La mesa de cocina como espacio de escritura
Más allá de las definiciones académicas, la realidad cotidiana nos ofrece una perspectiva distinta. Para muchos, la mesa de la cocina no es solo un mueble, sino el verdadero despacho de la historia. En ese espacio, donde se redactan listas de la compra, se criban legumbres o se realizaban las tareas escolares, las mujeres han escrito tradicionalmente sus propias recetas.
Estos apuntes representaron para muchas mujeres -muchas de las cuales apenas tuvieron acceso a la educación formal- el testimonio escrito de su labor.
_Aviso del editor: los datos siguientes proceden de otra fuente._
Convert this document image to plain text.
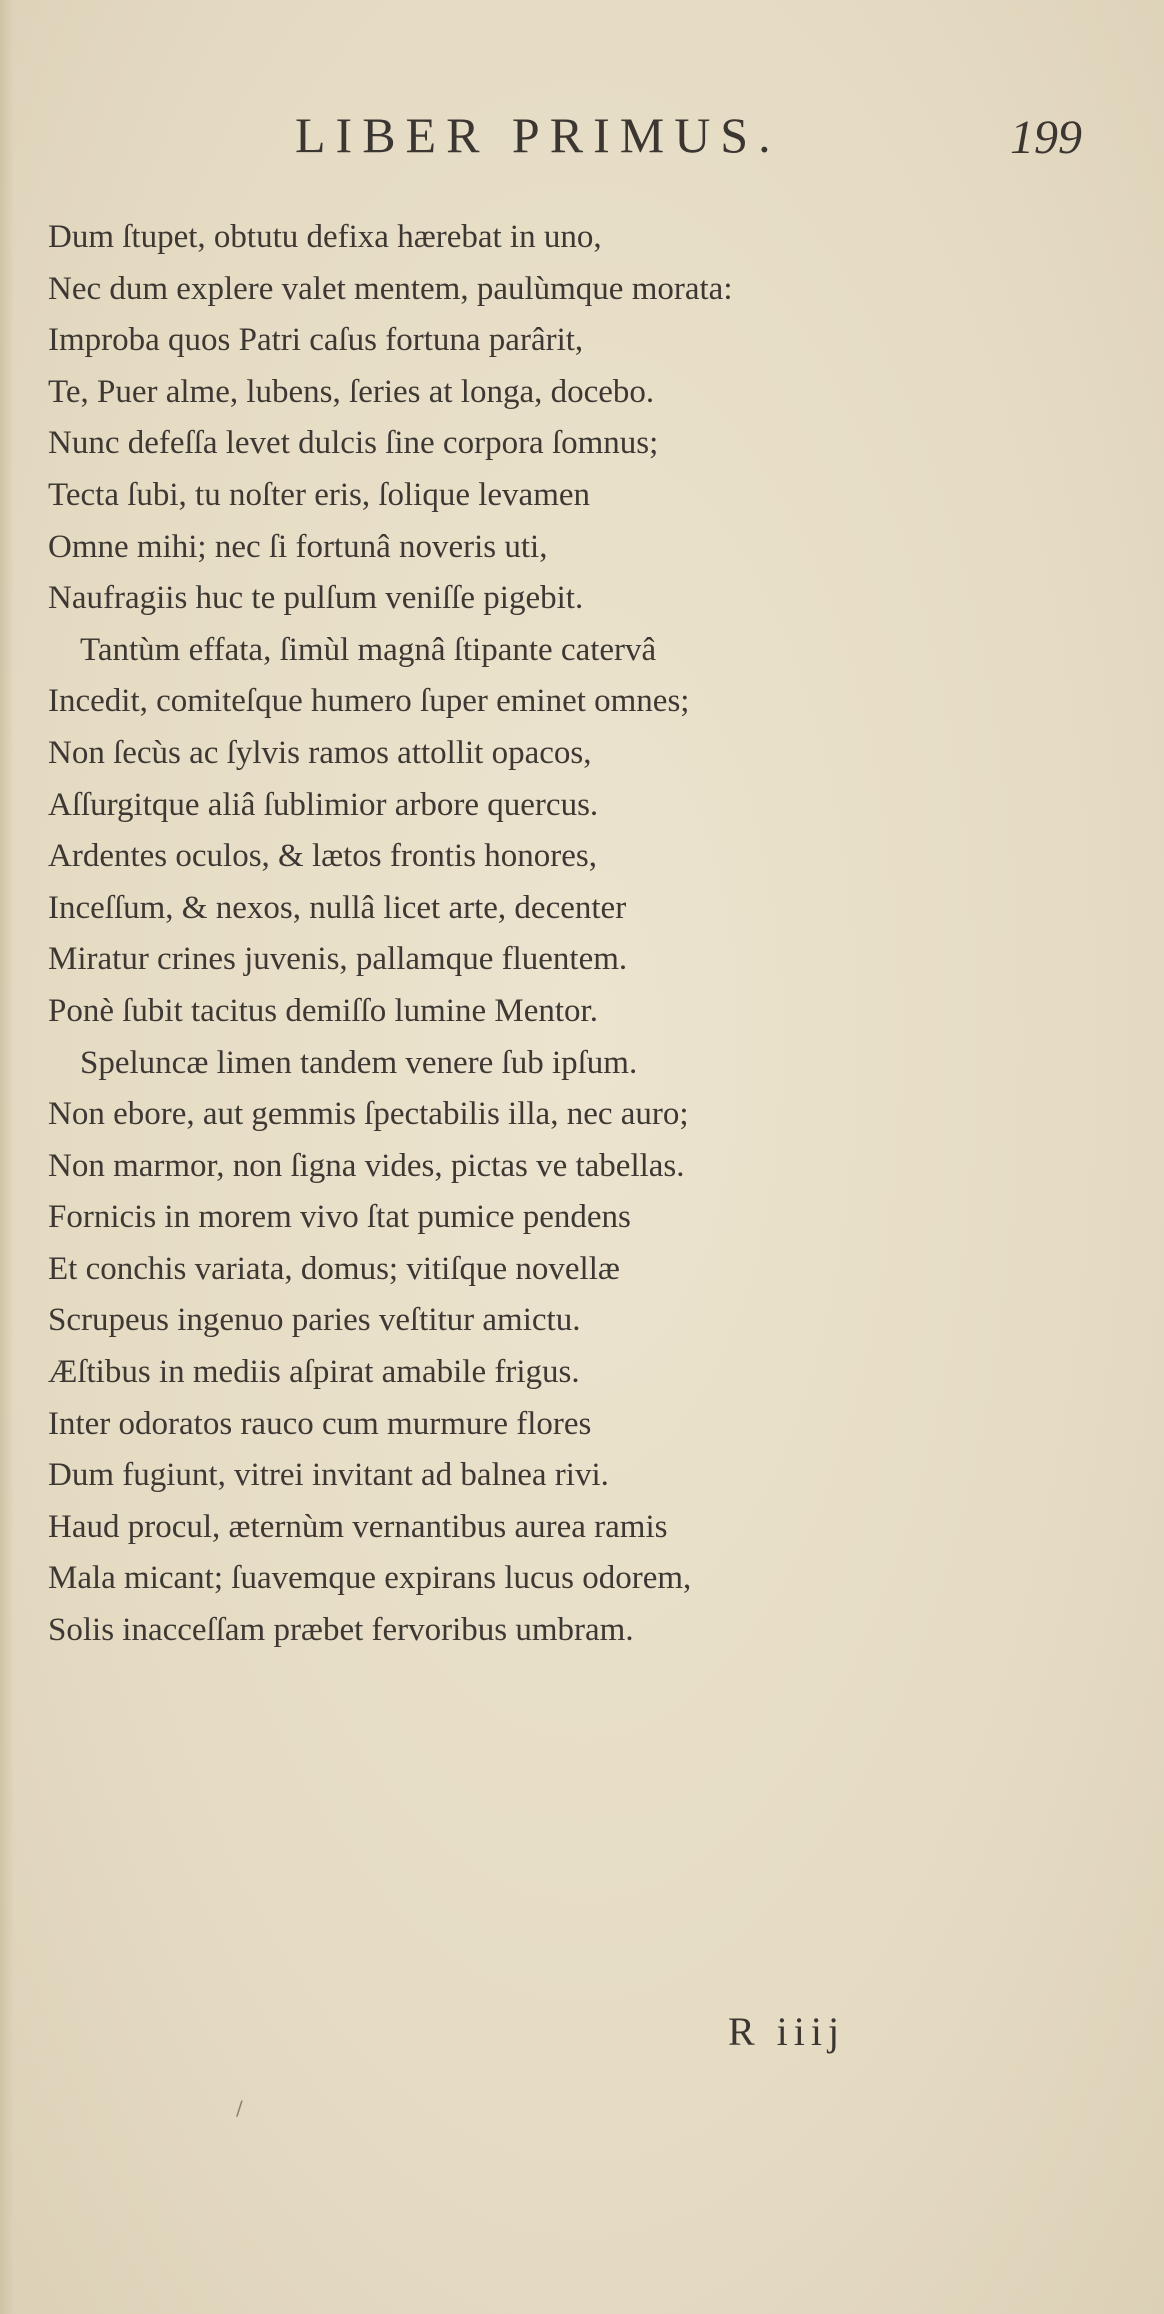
LIBER PRIMUS.	199
Dum ſtupet, obtutu defixa hærebat in uno,
Nec dum explere valet mentem, paulùmque morata:
Improba quos Patri caſus fortuna parârit,
Te, Puer alme, lubens, ſeries at longa, docebo.
Nunc defeſſa levet dulcis ſine corpora ſomnus;
Tecta ſubi, tu noſter eris, ſolique levamen
Omne mihi; nec ſi fortunâ noveris uti,
Naufragiis huc te pulſum veniſſe pigebit.
Tantùm effata, ſimùl magnâ ſtipante catervâ
Incedit, comiteſque humero ſuper eminet omnes;
Non ſecùs ac ſylvis ramos attollit opacos,
Aſſurgitque aliâ ſublimior arbore quercus.
Ardentes oculos, & lætos frontis honores,
Inceſſum, & nexos, nullâ licet arte, decenter
Miratur crines juvenis, pallamque fluentem.
Ponè ſubit tacitus demiſſo lumine Mentor.
Speluncæ limen tandem venere ſub ipſum.
Non ebore, aut gemmis ſpectabilis illa, nec auro;
Non marmor, non ſigna vides, pictas ve tabellas.
Fornicis in morem vivo ſtat pumice pendens
Et conchis variata, domus; vitiſque novellæ
Scrupeus ingenuo paries veſtitur amictu.
Æſtibus in mediis aſpirat amabile frigus.
Inter odoratos rauco cum murmure flores
Dum fugiunt, vitrei invitant ad balnea rivi.
Haud procul, æternùm vernantibus aurea ramis
Mala micant; ſuavemque expirans lucus odorem,
Solis inacceſſam præbet fervoribus umbram.
R iiij
/
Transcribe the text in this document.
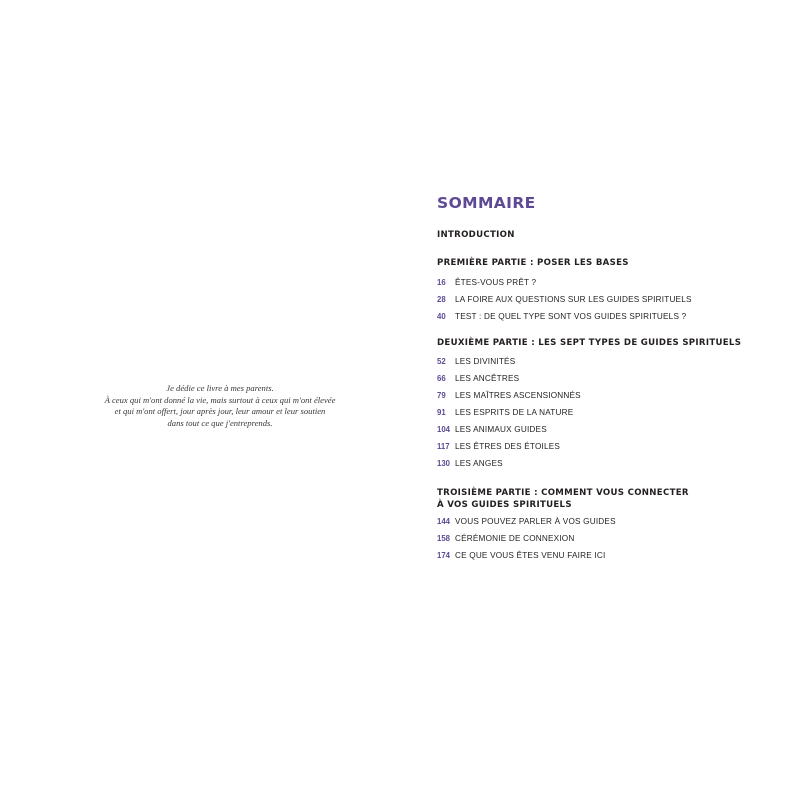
Je dédie ce livre à mes parents.
À ceux qui m'ont donné la vie, mais surtout à ceux qui m'ont élevée
et qui m'ont offert, jour après jour, leur amour et leur soutien
dans tout ce que j'entreprends.
SOMMAIRE
INTRODUCTION
PREMIÈRE PARTIE : POSER LES BASES
16 ÊTES-VOUS PRÊT ?
28 LA FOIRE AUX QUESTIONS SUR LES GUIDES SPIRITUELS
40 TEST : DE QUEL TYPE SONT VOS GUIDES SPIRITUELS ?
DEUXIÈME PARTIE : LES SEPT TYPES DE GUIDES SPIRITUELS
52 LES DIVINITÉS
66 LES ANCÊTRES
79 LES MAÎTRES ASCENSIONNÉS
91 LES ESPRITS DE LA NATURE
104 LES ANIMAUX GUIDES
117 LES ÊTRES DES ÉTOILES
130 LES ANGES
TROISIÈME PARTIE : COMMENT VOUS CONNECTER
À VOS GUIDES SPIRITUELS
144 VOUS POUVEZ PARLER À VOS GUIDES
158 CÉRÉMONIE DE CONNEXION
174 CE QUE VOUS ÊTES VENU FAIRE ICI
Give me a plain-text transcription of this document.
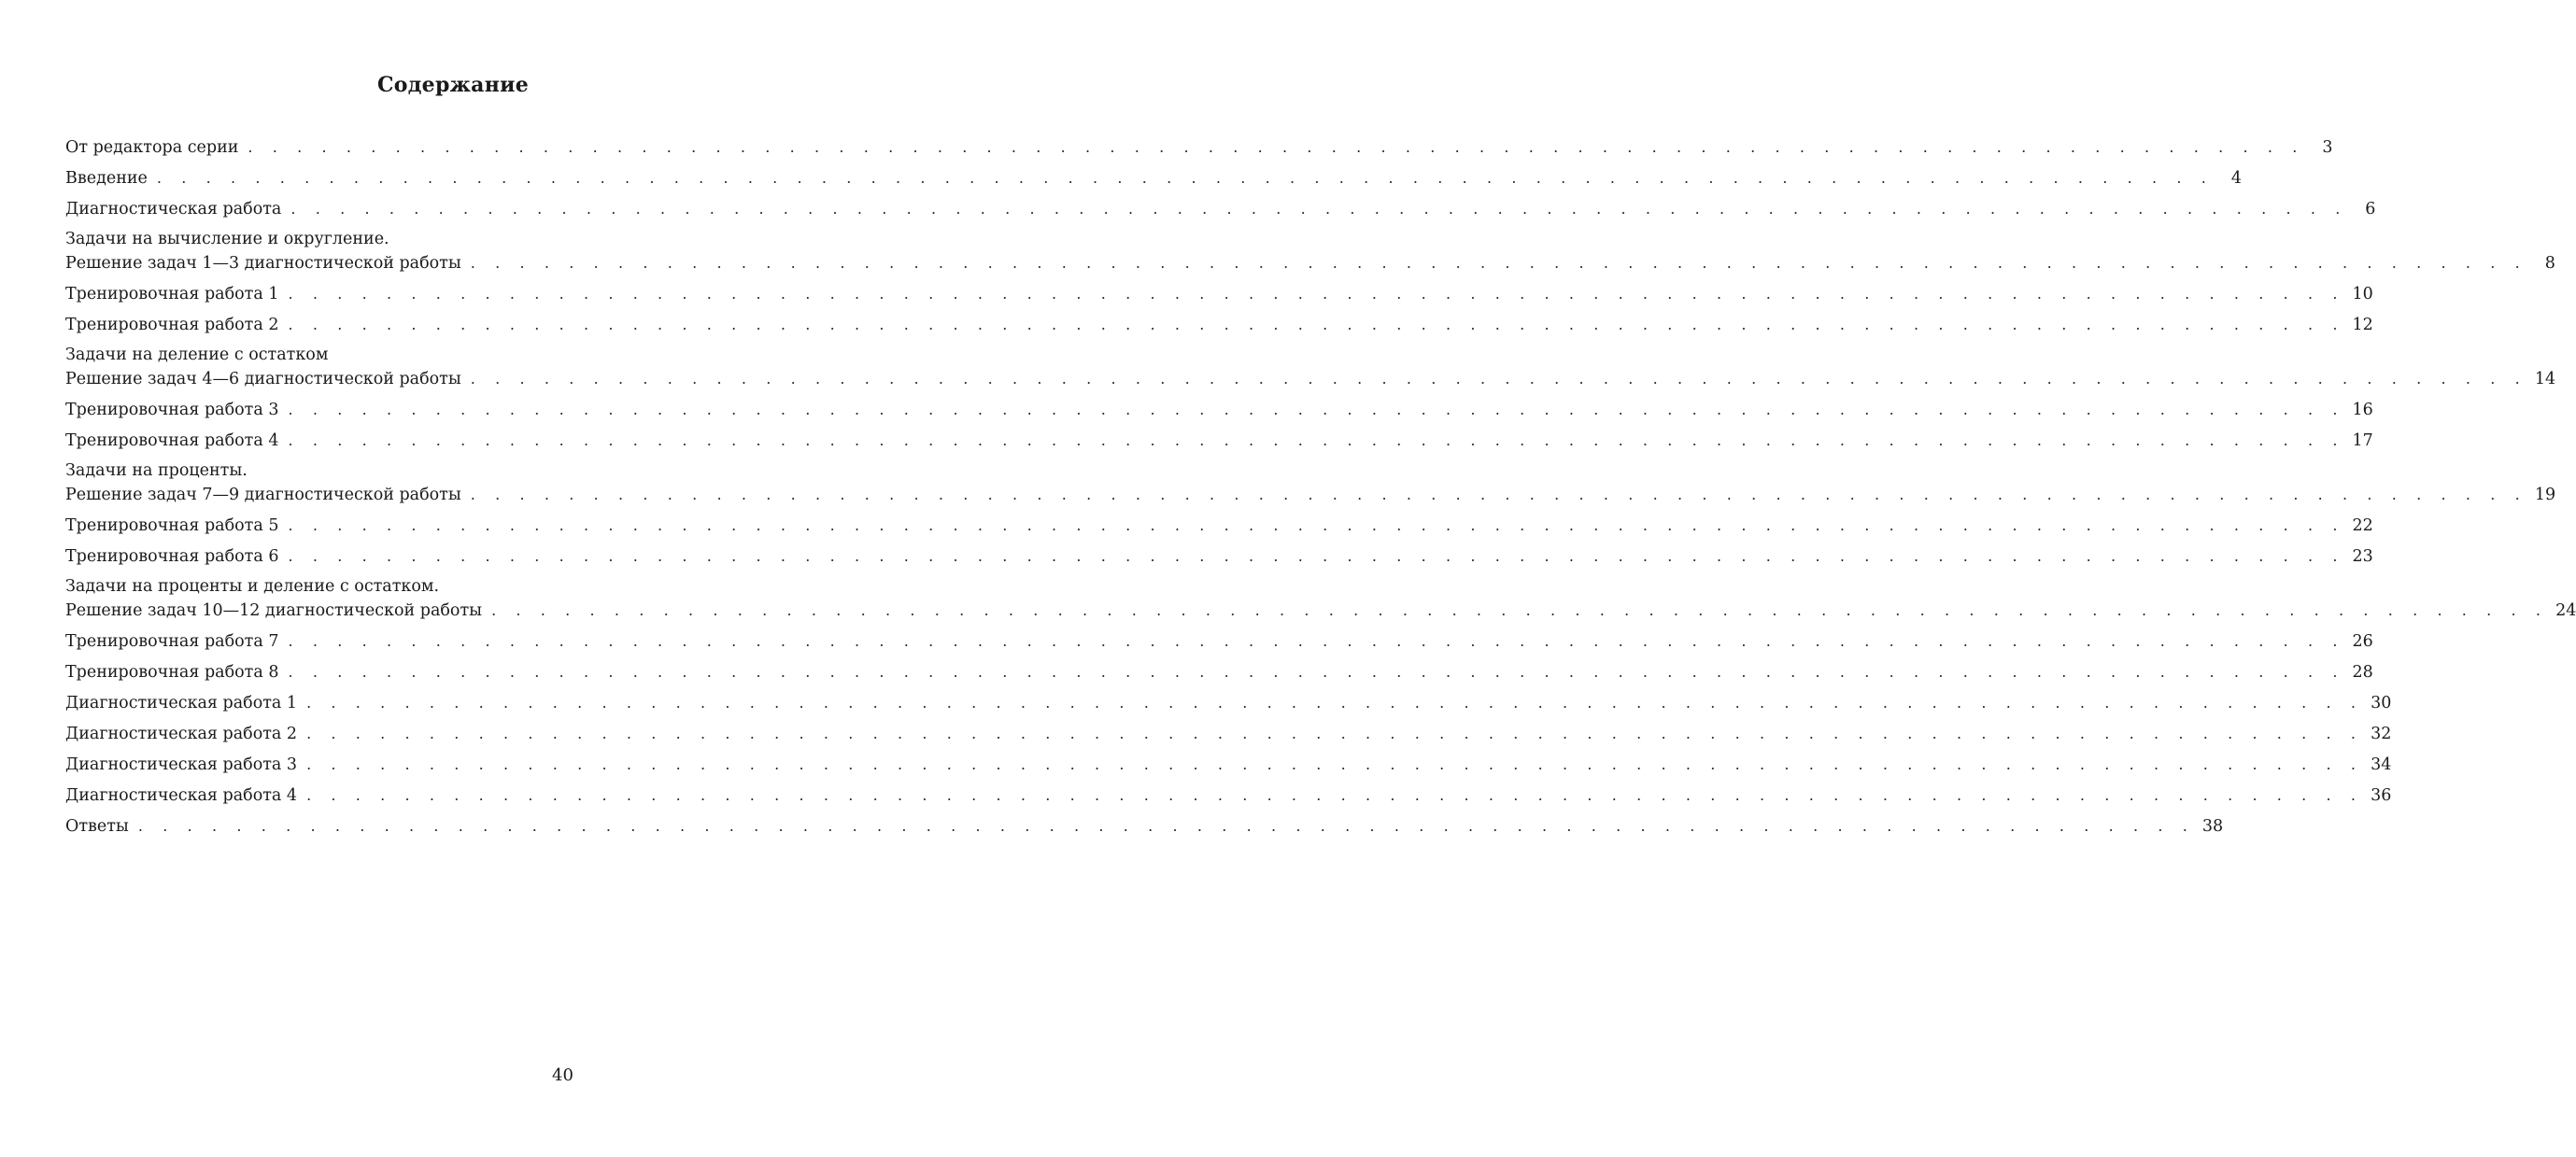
Содержание
От редактора серии . . . . . . . . . . . . . . . . . . . . . . . . . . . . . . . . . . . . . . . . . . . . . . . . . . . . . . . . . . . . . . . . . . . . . . . . . . . . . . . . . . . .	3
Введение . . . . . . . . . . . . . . . . . . . . . . . . . . . . . . . . . . . . . . . . . . . . . . . . . . . . . . . . . . . . . . . . . . . . . . . . . . . . . . . . . . . .	4
Диагностическая работа . . . . . . . . . . . . . . . . . . . . . . . . . . . . . . . . . . . . . . . . . . . . . . . . . . . . . . . . . . . . . . . . . . . . . . . . . . . . . . . . . . . .	6
Задачи на вычисление и округление.
Решение задач 1—3 диагностической работы . . . . . . . . . . . . . . . . . . . . . . . . . . . . . . . . . . . . . . . . . . . . . . . . . . . . . . . . . . . . . . . . . . . . . . . . . . . . . . . . . . . .	8
Тренировочная работа 1 . . . . . . . . . . . . . . . . . . . . . . . . . . . . . . . . . . . . . . . . . . . . . . . . . . . . . . . . . . . . . . . . . . . . . . . . . . . . . . . . . . . . 10
Тренировочная работа 2 . . . . . . . . . . . . . . . . . . . . . . . . . . . . . . . . . . . . . . . . . . . . . . . . . . . . . . . . . . . . . . . . . . . . . . . . . . . . . . . . . . . . 12
Задачи на деление с остатком
Решение задач 4—6 диагностической работы . . . . . . . . . . . . . . . . . . . . . . . . . . . . . . . . . . . . . . . . . . . . . . . . . . . . . . . . . . . . . . . . . . . . . . . . . . . . . . . . . . . . 14
Тренировочная работа 3 . . . . . . . . . . . . . . . . . . . . . . . . . . . . . . . . . . . . . . . . . . . . . . . . . . . . . . . . . . . . . . . . . . . . . . . . . . . . . . . . . . . . 16
Тренировочная работа 4 . . . . . . . . . . . . . . . . . . . . . . . . . . . . . . . . . . . . . . . . . . . . . . . . . . . . . . . . . . . . . . . . . . . . . . . . . . . . . . . . . . . . 17
Задачи на проценты.
Решение задач 7—9 диагностической работы . . . . . . . . . . . . . . . . . . . . . . . . . . . . . . . . . . . . . . . . . . . . . . . . . . . . . . . . . . . . . . . . . . . . . . . . . . . . . . . . . . . . 19
Тренировочная работа 5 . . . . . . . . . . . . . . . . . . . . . . . . . . . . . . . . . . . . . . . . . . . . . . . . . . . . . . . . . . . . . . . . . . . . . . . . . . . . . . . . . . . . 22
Тренировочная работа 6 . . . . . . . . . . . . . . . . . . . . . . . . . . . . . . . . . . . . . . . . . . . . . . . . . . . . . . . . . . . . . . . . . . . . . . . . . . . . . . . . . . . . 23
Задачи на проценты и деление с остатком.
Решение задач 10—12 диагностической работы . . . . . . . . . . . . . . . . . . . . . . . . . . . . . . . . . . . . . . . . . . . . . . . . . . . . . . . . . . . . . . . . . . . . . . . . . . . . . . . . . . . . 24
Тренировочная работа 7 . . . . . . . . . . . . . . . . . . . . . . . . . . . . . . . . . . . . . . . . . . . . . . . . . . . . . . . . . . . . . . . . . . . . . . . . . . . . . . . . . . . . 26
Тренировочная работа 8 . . . . . . . . . . . . . . . . . . . . . . . . . . . . . . . . . . . . . . . . . . . . . . . . . . . . . . . . . . . . . . . . . . . . . . . . . . . . . . . . . . . . 28
Диагностическая работа 1 . . . . . . . . . . . . . . . . . . . . . . . . . . . . . . . . . . . . . . . . . . . . . . . . . . . . . . . . . . . . . . . . . . . . . . . . . . . . . . . . . . . . 30
Диагностическая работа 2 . . . . . . . . . . . . . . . . . . . . . . . . . . . . . . . . . . . . . . . . . . . . . . . . . . . . . . . . . . . . . . . . . . . . . . . . . . . . . . . . . . . . 32
Диагностическая работа 3 . . . . . . . . . . . . . . . . . . . . . . . . . . . . . . . . . . . . . . . . . . . . . . . . . . . . . . . . . . . . . . . . . . . . . . . . . . . . . . . . . . . . 34
Диагностическая работа 4 . . . . . . . . . . . . . . . . . . . . . . . . . . . . . . . . . . . . . . . . . . . . . . . . . . . . . . . . . . . . . . . . . . . . . . . . . . . . . . . . . . . . 36
Ответы . . . . . . . . . . . . . . . . . . . . . . . . . . . . . . . . . . . . . . . . . . . . . . . . . . . . . . . . . . . . . . . . . . . . . . . . . . . . . . . . . . . . 38
40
Por tanto, los errores ortográficos encontrados en estos documentos no deben considerarse faltas, sino señales de esfuerzo. A través de estas recetas domésticas, las cocineras se contaban a sí mismas, empleando sus propias palabras, diminutivos y expresiones particulares.

Valor antropológico y cultural de los recetarios
Recuperar recetas implica recuperar múltiples identidades: la de la cocinera, la del núcleo familiar, la comunitaria y la de aquellas tierras lejanas que se reviven a través del guiso. Los recetarios actúan como documentos de gran valor en diversos campos:
- Antropología: Recogen tradiciones, celebraciones, así como fiestas comunes y privadas.
- Economía: Retratan contextos de abundancia o de escasez alimentaria.
- Agricultura: Evocan una época de productos de temporada, kilómetro cero y ausencia de etiquetas industriales.
El recetario como legado histórico
La célebre cocinera Julia Child afirmaba que «los libros de cocina proporcionan respuestas a cuestiones sociales, políticas y económicas sobre la sociedad para la que fueron escritos. Son un ingrediente imprescindible para preservar nuestro pasado y mejorar nuestro futuro».
Bajo esta premisa, los recetarios deben entenderse como los pergaminos y mapas de la historia culinaria. Son manuscritos que atesoran historias entre líneas, ideas que funcionaron generación tras generación y soluciones creativas para paliar el hambre con gusto. En última instancia, estos documentos permiten mantener un diálogo vivo con quienes ya no están, pero que dejaron un legado imperecedero para su familia.